I “professionally” recorded my first multi-track song when I was 15 years old and back in 1994
that was quite an accomplishment; these days, my 16 year old nephew has more videos on the web than I do. Media editing, once a respected and complicated profession has become the hobby of thousands of kids that make songs on their “garage band” (included in every mac) or make their own videos on Windows Video Maker (included in every PC), and these sometimes sound and look way better than those produced by media companies a few years ago. My brother posts HD videos of my 4 months-old nephew for the love God.
David Meerman Scott starts his book The New Rules of Marketing and PR, saying that you shouldn’t hire a video company and pay them $80,000 (average) for an online video campaign, that you should get that $200 video camera and upload it yourself (as he did for Microsoft Corporation a few years ago), and I’m proud to say, that I’ve been saying the same thing for a couple of years now. Earlier this year I hired a company to make a product video for close to $10,000 and then made another version of the same from scratch using Adobe Flash and some free music I found online for FREE.
These examples present me with the idea that this industry is going through some changes that we already saw the music industry go through after the whole Napster lawsuit, and the birth of affordable computer recording; the question is: For how long will it survive? My bet is five more years, till some new technology comes along, and everything known to man as the media industry dies as we know it.
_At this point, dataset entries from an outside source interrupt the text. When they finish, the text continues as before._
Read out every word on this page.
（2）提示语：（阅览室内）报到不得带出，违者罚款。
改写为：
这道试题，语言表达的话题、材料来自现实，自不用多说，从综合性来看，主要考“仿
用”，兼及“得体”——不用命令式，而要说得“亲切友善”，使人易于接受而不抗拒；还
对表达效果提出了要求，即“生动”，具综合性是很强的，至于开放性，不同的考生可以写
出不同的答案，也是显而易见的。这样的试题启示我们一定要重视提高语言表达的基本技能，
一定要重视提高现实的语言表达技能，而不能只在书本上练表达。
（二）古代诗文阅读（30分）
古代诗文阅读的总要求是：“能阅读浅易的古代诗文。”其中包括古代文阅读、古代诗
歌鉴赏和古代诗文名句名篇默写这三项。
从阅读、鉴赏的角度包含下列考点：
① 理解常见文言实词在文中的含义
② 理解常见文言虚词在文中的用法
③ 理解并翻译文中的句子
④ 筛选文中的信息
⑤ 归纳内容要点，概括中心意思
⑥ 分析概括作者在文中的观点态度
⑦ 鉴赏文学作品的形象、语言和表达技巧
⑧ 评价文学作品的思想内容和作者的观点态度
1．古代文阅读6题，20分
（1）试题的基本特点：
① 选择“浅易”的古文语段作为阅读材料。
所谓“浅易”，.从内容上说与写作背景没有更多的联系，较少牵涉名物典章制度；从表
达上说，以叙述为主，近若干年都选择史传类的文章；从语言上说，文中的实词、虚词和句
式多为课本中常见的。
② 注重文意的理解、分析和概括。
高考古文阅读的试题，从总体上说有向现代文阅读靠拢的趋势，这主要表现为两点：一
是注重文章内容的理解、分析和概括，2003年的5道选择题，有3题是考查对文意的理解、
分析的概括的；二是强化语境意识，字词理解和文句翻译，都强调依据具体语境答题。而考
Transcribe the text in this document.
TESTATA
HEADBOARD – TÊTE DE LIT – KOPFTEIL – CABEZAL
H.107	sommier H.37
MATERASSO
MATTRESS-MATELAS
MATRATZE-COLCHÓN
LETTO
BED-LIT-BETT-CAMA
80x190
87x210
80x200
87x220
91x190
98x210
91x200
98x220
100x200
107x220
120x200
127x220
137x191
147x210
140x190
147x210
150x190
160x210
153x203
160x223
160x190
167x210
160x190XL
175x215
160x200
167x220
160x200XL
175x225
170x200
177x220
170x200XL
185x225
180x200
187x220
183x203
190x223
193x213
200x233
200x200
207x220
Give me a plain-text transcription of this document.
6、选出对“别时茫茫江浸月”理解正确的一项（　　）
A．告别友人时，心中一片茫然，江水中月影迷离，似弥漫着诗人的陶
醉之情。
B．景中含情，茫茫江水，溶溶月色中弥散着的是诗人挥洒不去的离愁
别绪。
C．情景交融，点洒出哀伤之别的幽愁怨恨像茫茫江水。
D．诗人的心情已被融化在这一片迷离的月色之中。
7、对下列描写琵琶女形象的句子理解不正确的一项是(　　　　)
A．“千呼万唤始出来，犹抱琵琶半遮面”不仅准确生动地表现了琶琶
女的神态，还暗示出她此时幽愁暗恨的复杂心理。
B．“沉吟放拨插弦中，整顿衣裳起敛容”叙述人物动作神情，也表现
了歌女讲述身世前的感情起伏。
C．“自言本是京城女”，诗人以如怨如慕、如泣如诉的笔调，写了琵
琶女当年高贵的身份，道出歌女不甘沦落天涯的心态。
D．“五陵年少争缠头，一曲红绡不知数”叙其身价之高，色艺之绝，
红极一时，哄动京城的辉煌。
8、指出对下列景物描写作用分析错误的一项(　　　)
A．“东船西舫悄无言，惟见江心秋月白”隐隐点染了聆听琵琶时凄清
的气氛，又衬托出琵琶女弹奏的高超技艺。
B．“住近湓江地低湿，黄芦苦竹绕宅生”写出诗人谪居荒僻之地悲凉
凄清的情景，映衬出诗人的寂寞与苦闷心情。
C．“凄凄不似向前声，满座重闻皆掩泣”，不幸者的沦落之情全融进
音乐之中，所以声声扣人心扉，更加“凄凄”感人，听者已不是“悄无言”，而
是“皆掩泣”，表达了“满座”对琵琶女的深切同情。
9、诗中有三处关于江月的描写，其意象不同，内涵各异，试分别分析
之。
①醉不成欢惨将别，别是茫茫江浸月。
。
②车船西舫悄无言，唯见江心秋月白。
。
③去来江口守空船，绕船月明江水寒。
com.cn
Since this is called YOUNG AND EMPLOYED, I feel obligated to ask “what’s going to happen with all those jobs in the industry?” There are only so many Starbucks to work at, and these are people with degrees and years of experience doing what they do. I’m not saying that everyone will suddenly be unemployed, since there will still be room for SuperBowl commercials that require better quality than Youtube but a big chunk of these people will no longer be needed.
IF you believe in my hypothesis, I would recommend one thing. Everything you get paid for is for business, and even if you don’t understand business at all because what you do it carry a video camera around, it is a fact that they pay you because you help them make money. Chances are you won’t find another job with the similar description in 5 years unless you go to Hollywood, so learn about the business part of your job, a manager in the media industry can be as successful as a manager in the hotel industry, but if you know nothing of the business you work for and stay working on your JOB, instead of your CAREER… you are in trouble.
Good luck
-Frank






September 28th, 2009 at 5:28 PM
Agreed. Engineers have made it possible to replace so many human beings with pieces of software that do their job a lot better. You still need the creative hand/eye of the artist – but you just need it for significantly fewer hours than it used to.
In the new economy, ideas are worthless (they abound dime-a-dozen), information is next to worthless as well (it is free or almost free, just go to wikipedia). The only thing that matters is your time, and how you employ it to provide value to others. Good thing technology leaves you more time to build successful business relationships and to deliver a lot more value than it used to.
We just need to adapt to the new realities.